Un ciel pluvieux, des rafales à 31 nœuds et une forte houle d’Est. Dans la grande rade de Toulon, la vedette de la SNSM de Saint-Mandrier affronte des conditions bretonnes. Un hélicoptère Dauphin Pedro de la flottille 35F de la Marine nationale effectue plusieurs hélitreuillages, y compris avec une civière. Ce lundi après-midi, les équipages réalisent un exercice de sauvetage à l’approche de la saison estivale. Objectif : être prêts pour une situation d’urgence coordonnée par le Centre régional opérationnel de surveillance et de sauvetage de Méditerranée (CrossMed), situé sur les falaises de La Garde.
Un plan d'action pour inverser la tendance
C’est depuis ce centre de contrôle, qui couvre toutes les côtes méditerranéennes françaises, que la préfecture maritime du Var a lancé sa campagne de sécurité des loisirs nautiques et de la plaisance 2026. Celle-ci ressemble à celle de 2025, et à celle d’avant. « On se répète, mais il faut marteler les messages pour toucher un public plus large », insiste le vice-amiral d’escadre Christophe Lucas, préfet maritime de la Méditerranée. Malgré une hausse de l’accidentologie de 6 % sur un an (confirmant la tendance de mai à septembre 2025) et 87 décès au total (en augmentation de 26 %, même si une baisse est constatée pendant la saison estivale), il ne considère pas ces chiffres comme une fatalité.
Prévention, responsabilisation, réglementation
Le premier axe du plan d’attaque ? Mettre l’accent sur la prévention auprès des usagers, en les sensibilisant davantage au milieu dans lequel ils évoluent. « À eux de vérifier la météo, de maîtriser leur vitesse ou encore de connaître les zones de pratique et celles interdites », souligne Christophe Lucas, tout en rappelant l’importance du canal 16 sur la VHF ou du numéro 196 sur les téléphones portables pour prévenir les secours. Parmi les points sensibles figurent la plongée et la baignade. Un dispositif d’alerte sera mis en place prochainement dans le Var, surtout en cas de fort vent du Sud, après une première application dans l’Hérault. « Il ne faut pas non plus se surestimer, ajoute le vice-amiral. Faire l’aller-retour jusqu’aux 300 mètres, ce n’est pas toujours une bonne idée. »
Pour responsabiliser les usagers de la mer, des contrôles « visibles, réguliers, assumés » sont menés via des opérations « renforcées » en mer. En 2025, près de 12.000 contrôles (+10 %) ont été effectués pour environ 4.000 infractions relevées (+12 %), dont la moitié pour des problèmes de sécurité, comme le non-respect de la vitesse ou des zones de limitation. « Les comportements dangereux sont systématiquement réprimés avec des suspensions de permis et des amendes », rappelle le préfet maritime de la Méditerranée.

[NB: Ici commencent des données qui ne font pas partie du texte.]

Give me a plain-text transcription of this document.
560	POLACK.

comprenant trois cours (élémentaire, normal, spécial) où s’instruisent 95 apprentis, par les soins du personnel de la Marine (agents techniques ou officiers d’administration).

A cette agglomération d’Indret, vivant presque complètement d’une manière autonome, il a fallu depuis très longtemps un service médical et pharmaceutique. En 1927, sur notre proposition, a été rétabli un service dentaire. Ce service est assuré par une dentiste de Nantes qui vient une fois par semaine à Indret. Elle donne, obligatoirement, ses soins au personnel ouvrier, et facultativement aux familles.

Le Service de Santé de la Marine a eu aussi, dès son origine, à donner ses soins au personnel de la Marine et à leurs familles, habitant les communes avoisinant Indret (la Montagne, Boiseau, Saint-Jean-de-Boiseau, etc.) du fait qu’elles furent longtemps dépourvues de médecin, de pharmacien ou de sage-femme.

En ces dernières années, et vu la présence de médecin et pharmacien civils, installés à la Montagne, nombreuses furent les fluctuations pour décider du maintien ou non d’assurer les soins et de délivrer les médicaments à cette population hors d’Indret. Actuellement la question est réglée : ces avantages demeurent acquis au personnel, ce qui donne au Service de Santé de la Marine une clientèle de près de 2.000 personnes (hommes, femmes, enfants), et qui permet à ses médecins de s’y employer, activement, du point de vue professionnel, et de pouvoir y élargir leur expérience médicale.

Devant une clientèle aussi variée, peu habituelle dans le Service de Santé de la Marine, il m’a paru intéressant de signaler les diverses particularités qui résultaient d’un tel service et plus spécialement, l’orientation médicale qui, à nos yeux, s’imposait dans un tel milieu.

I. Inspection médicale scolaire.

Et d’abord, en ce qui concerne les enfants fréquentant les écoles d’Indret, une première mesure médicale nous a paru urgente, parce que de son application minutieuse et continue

Troisième effort ciblé : une meilleure connaissance de la réglementation de cet espace partagé. Parmi les obligations, l’usage d’un coupe-circuit est obligatoire à bord d’une embarcation motorisée, tout comme le port d’un shorty en scooter des mers depuis 2024. Pour les pratiquants de wingfoil, l’indication d’un numéro de téléphone est fortement recommandée pour éviter de lancer inutilement des recherches en cas de perte de la voile.
La plongée sous pression
À la tête d’un CrossMed récemment rénové (prochainement inauguré par la ministre de la Mer Catherine Chabaud), Aymeric le Masne de Chermont souligne « l’amélioration du réseau radio » avec de nouvelles stations à Porquerolles et à Sainte-Maxime, portant leur nombre à 26. Alors qu’un appel d’urgence « Panne, Panne » retentit dans la salle des opérations, il insiste sur le nombre d’accidents de plongée ces dernières semaines, qui « invite à la vigilance ». Soit 30 accidents (dont deux mortels) entre le 1er avril et début mai, deux fois plus qu’un an plus tôt. « Trop tôt pour en tirer des conclusions », intervient Christophe Lucas, qui rappelle l’opération de sensibilisation des clubs la saison passée. « Dans 60 % des cas, la personne prise en charge raconte qu’elle a plongé alors qu’elle était fatiguée, précise Muriel Vergne, médecin référent Samu de coordination médicale maritime Méditerranée et du Smur maritime. Il faut savoir s’écouter et savoir dire non à la pression sociale, amicale, familiale. Faire 800 km et enchaîner sur un stage de plongée, c’est parfois compliqué. »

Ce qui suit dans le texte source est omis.